Basically, it hardly even matters that they started shaving votes off the “5 Steps” petition on ROI (the Russian Public Initiative state petition platform). The Kremlin apparently decided it was crucial that we not reach the required 100,000 verified votes right during my live broadcast. There were 103,000 viewers watching simultaneously, so hitting the needed 100,000 was guaranteed.
So on ROI they simply started deducting votes and blocked most users from being able to vote.
But it's a pointless exercise: there, so many people are going to vote that the only way to stop us from reaching the required 100,000 in the near future is to shut down ROI's state petition system altogether.
But I want to draw your attention to something very, very important.
You know that the law on electronic voting has been passed. You've been reading the near-fainting posts from members of the election monitoring community.
And everyone is worried about the same question: are they really just going to blatantly rig electronic voting? And how brazenly?
Well, the answer is right in front of us.
Voting on ROI goes through Gosuslugi (Russia's government services portal), exactly the same way voting in the elections will.
ROI is run by a vile crook named Ilya Massukh. We've caught him before falsifying things.
And—you'll laugh—the very same Massukh heads the headquarters for monitoring voting in Moscow.
In other words, right now, some creep appointed as an observer ON BEHALF OF THE PUBLIC is, in real time, stealing votes cast through Gosuslugi.
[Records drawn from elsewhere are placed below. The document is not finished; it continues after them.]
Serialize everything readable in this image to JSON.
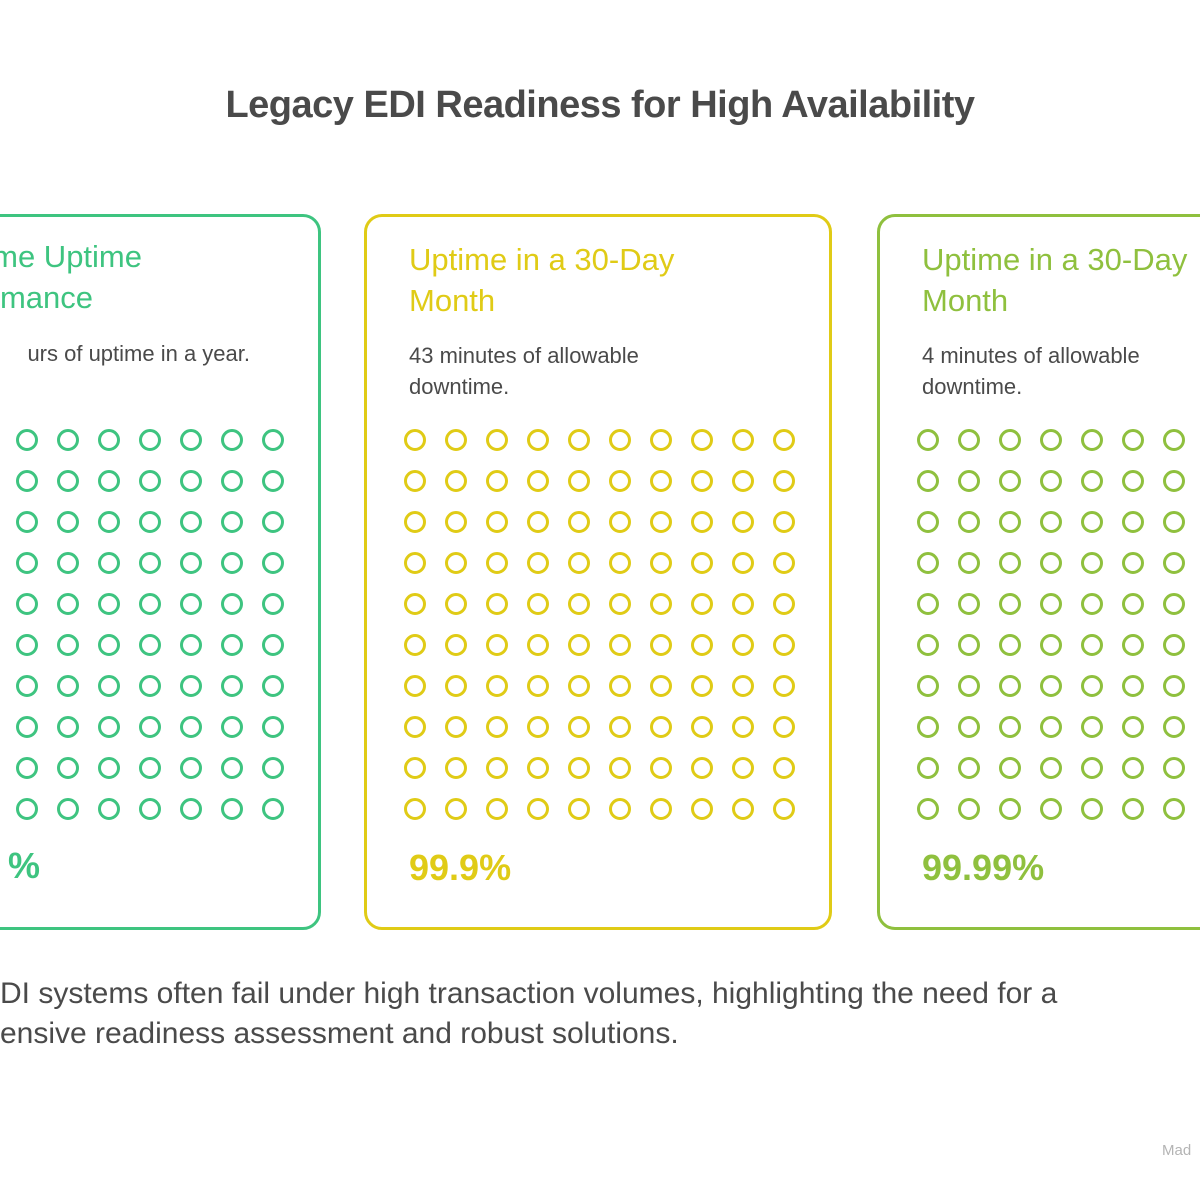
{
  "title": "Legacy EDI Readiness for High Availability",
  "cards": [
    {
      "title_lines": [
        "me Uptime",
        "mance"
      ],
      "description": "urs of uptime in a year.",
      "value": "%",
      "color": "#3ec480",
      "grid": {
        "rows": 10,
        "cols": 10
      }
    },
    {
      "title": "Uptime in a 30-Day\nMonth",
      "description": "43 minutes of allowable\ndowntime.",
      "value": "99.9%",
      "color": "#e0cb16",
      "grid": {
        "rows": 10,
        "cols": 10
      }
    },
    {
      "title": "Uptime in a 30-Day\nMonth",
      "description": "4 minutes of allowable\ndowntime.",
      "value": "99.99%",
      "color": "#8fc03e",
      "grid": {
        "rows": 10,
        "cols": 10
      }
    }
  ],
  "summary": {
    "line1": "DI systems often fail under high transaction volumes, highlighting the need for a",
    "line2": "ensive readiness assessment and robust solutions."
  },
  "watermark": "Mad",
  "colors": {
    "text": "#4a4a4a",
    "watermark": "#b4b4b4"
  }
}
Just like in an actual election.
And if we're answering the question, “How brazen are they prepared to be about it?”—this part is downright absurd.
Programmer Ivan Shukshin noticed that in the morning, the ROI website was using the correct Russian plural forms for “votes,” and then it stopped.
At first I didn't even understand what that meant, but then Leonid Volkov explained it to me:
In the numeric field, they started displaying not the <number of votes> but the <properly adjusted number of votes>, while they forgot to fix the text field, so its value is still being calculated from the real number of votes.
In other words, the declension logic is inflecting the word for “votes” according to the correct number, while the numeral they're inserting is a different, fake one.
And once again: this is being done right now by the HEAD of the public election monitoring headquarters.
We've got some interesting elections ahead of us.